The 2010 Dodge Dakota gains revised suspension tuning for an improved ride and better handling. Other changes for 2010 include the discontinuation of the six-speed manual transmission and the reduced availability of the TRX4 and Laramie models to just the crew cab body style.
When the Dodge Dakota debuted in 1987, it bridged the gap between compact and full-size pickups. The midsize pickup was born, and since then, other car companies have followed suit. Over time, consumer tastes have become more refined, with shoppers expecting more from pickup trucks than just pure utility. In recent years, however, the Dakota has lagged behind the competition in that regard.
Dodge hopes to remedy some of that with the 2010 Dakota. Previous models suffered from a harsh highway ride that transmitted every road imperfection to the passengers' posteriors. This year, refinement comes in the form of revised shock absorbers and springs to deliver a more compliant ride.

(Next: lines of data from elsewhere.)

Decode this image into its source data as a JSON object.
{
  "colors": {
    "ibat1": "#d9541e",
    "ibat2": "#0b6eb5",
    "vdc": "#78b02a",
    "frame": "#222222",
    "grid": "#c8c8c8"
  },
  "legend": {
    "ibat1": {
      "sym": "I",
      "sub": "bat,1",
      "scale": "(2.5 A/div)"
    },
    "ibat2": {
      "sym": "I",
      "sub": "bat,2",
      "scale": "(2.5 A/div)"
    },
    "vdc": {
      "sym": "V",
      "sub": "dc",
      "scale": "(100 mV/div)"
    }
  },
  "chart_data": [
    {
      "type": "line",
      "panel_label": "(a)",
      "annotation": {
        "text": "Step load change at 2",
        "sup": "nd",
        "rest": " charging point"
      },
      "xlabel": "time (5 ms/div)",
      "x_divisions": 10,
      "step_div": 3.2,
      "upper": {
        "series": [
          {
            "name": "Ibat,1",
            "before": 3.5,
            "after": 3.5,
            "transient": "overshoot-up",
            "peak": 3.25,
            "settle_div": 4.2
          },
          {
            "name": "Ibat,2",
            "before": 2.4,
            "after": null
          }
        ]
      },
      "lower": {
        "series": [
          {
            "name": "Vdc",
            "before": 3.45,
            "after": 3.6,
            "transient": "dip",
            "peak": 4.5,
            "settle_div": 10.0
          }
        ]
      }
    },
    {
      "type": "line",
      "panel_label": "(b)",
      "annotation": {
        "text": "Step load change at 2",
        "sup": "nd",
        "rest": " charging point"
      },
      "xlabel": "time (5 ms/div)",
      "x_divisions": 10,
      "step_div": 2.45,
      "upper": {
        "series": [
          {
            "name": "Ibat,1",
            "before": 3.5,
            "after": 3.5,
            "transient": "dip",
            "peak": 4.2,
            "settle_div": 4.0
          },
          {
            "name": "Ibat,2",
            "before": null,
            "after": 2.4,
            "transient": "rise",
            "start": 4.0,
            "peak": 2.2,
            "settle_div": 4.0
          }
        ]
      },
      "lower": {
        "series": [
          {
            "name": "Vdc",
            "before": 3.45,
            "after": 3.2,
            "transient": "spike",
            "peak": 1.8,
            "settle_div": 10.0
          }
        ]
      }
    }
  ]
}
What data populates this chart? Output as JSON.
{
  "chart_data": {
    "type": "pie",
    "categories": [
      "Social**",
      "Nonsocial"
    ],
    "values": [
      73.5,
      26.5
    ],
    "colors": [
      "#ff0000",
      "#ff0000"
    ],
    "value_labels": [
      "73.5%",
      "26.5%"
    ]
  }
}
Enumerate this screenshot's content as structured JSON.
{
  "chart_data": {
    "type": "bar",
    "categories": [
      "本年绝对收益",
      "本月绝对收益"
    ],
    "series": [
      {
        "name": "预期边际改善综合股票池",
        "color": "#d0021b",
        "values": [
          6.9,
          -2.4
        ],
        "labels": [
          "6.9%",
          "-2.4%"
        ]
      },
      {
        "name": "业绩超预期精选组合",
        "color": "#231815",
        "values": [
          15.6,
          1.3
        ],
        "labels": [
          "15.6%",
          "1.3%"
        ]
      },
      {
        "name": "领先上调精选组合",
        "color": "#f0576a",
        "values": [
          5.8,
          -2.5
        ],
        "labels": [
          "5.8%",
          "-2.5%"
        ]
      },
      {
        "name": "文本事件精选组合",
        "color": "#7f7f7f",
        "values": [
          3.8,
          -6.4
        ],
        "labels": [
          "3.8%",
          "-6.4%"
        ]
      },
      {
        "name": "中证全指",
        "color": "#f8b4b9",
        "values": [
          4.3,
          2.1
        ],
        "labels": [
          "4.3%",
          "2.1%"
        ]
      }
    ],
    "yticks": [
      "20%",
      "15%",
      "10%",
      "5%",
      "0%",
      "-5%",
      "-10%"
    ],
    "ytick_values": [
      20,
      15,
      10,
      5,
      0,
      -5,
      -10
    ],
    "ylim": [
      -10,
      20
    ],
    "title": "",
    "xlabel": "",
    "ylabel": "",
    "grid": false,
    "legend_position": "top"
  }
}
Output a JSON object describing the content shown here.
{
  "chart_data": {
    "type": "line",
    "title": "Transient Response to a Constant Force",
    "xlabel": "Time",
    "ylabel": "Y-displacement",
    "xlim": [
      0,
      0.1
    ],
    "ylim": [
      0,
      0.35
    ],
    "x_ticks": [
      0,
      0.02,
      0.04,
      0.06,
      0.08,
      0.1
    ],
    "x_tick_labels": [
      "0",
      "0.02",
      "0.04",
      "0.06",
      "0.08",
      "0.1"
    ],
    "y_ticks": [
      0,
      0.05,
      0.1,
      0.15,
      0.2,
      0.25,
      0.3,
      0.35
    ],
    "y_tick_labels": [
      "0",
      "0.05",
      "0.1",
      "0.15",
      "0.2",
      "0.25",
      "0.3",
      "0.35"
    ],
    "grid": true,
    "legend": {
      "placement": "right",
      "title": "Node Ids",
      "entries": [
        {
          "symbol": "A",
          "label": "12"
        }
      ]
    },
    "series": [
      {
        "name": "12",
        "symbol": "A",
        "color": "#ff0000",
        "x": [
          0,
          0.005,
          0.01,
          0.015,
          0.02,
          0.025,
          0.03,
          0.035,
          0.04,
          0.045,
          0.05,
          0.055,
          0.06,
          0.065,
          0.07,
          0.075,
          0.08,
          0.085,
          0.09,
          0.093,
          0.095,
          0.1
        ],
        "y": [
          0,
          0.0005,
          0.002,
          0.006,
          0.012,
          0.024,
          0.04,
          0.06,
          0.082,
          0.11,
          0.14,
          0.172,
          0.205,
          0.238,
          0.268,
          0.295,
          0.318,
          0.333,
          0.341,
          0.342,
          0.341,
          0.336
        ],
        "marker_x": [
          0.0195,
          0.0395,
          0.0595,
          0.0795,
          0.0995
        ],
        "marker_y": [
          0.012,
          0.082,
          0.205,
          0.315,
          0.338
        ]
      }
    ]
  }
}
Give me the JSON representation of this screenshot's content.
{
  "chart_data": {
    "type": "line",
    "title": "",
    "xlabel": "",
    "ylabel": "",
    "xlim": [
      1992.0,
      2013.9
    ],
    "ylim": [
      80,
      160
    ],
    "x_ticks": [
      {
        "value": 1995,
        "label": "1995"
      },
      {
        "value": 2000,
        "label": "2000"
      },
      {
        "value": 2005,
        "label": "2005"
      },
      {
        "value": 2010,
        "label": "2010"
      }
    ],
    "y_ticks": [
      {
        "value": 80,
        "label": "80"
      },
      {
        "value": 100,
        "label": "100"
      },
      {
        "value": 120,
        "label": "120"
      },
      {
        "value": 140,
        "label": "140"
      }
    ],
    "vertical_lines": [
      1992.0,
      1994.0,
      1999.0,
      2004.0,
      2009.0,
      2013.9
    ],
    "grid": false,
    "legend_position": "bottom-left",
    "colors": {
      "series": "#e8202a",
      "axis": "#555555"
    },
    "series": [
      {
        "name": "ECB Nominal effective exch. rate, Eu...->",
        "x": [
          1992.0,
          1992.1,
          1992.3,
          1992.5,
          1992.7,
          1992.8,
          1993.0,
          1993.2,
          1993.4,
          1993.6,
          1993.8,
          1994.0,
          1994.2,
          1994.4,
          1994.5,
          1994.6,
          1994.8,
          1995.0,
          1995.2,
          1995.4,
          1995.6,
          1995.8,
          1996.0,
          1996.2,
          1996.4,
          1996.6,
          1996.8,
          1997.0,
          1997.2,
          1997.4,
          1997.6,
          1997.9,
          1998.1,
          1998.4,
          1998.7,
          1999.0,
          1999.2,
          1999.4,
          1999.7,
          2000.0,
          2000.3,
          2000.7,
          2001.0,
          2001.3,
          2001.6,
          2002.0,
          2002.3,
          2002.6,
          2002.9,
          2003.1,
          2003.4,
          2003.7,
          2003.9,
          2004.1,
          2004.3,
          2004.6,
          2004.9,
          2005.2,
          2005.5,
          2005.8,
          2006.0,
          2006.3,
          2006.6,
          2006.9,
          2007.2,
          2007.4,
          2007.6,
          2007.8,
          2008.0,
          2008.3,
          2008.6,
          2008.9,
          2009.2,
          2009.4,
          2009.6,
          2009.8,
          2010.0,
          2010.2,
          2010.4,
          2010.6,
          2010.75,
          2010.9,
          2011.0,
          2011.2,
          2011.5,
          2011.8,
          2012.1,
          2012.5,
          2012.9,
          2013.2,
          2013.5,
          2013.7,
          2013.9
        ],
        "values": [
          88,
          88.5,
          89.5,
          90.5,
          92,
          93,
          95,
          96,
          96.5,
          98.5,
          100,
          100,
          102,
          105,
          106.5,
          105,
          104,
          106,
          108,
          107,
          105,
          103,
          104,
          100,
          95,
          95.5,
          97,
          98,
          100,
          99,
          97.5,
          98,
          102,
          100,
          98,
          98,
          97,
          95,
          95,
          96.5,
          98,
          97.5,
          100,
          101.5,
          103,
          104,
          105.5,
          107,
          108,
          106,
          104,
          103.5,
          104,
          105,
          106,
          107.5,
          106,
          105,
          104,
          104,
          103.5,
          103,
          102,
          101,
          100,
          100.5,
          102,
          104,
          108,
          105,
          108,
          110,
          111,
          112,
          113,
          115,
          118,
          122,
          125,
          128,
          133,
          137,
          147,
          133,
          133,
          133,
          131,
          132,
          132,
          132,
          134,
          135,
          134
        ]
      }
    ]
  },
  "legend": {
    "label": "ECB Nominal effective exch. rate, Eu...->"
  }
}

Fortunately for the Dakota, some of its best attributes return unchanged. Topping that list is the Dakota's class-leading towing capacity, which tops out at 7,200 pounds thanks to a brawny V8. Also receiving high marks are the pickup's innovative rear under-seat storage bins and comfortable seating. But there are still some downsides to the Dakota, notably its cut-rate interior. Even by pickup truck standards, the cabin is woefully behind the times and saddled with plenty of cheap plastics and flimsy switchgear.